Ken Russell’s Mahler
Friday – May 19 – 2:00pm
Boedecker Theater at the Dairy Center
2590 Walnut Street (26th & Walnut)
Ken Russell (1927 – 2011) is best known for his Oscar-winning films Women in Love (1969), The Devils (1971), The Who’s Tommy (1975), and the science fiction film Altered States (1980). In addition to his film about Mahler, Russell also directed several films based on the lives of composers including Elgar, Delius, Tchaikovsky and Liszt.
Ken Russell’s Mahler can best be described as being a creative adaptation of Mahler’s life.

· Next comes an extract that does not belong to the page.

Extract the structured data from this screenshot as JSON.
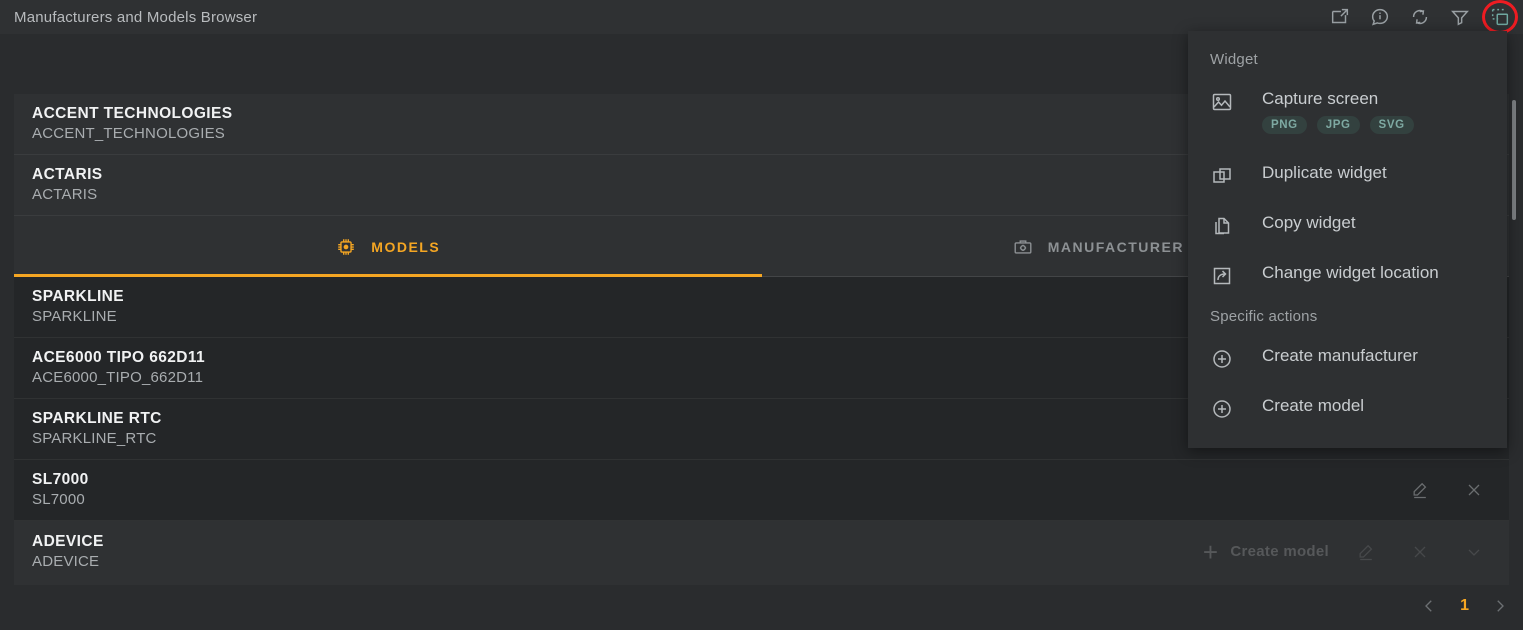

Robert Powell as famed composer Gustav Mahler dons blackface and sings “Mammy” at one point in Ken Russell’s maddening burlesque of his life. Framed by flashbacks during Mahler’s train journey towards his deathbed in 1911 Vienna, Russell permits glimpses of the composer’s life through a series of moving and/or ridiculous snippets: Mahler is seen to have had an oppressive childhood –which is reflected in his early compositions; his grudgingly taking up the conductor’s baton so that he can find time to compose his symphonies; his confused relationship with his wife; his conversion to Judaism; his obsession with death. And yet through it all, Russell manages to convey the loneliness of the artistic soul.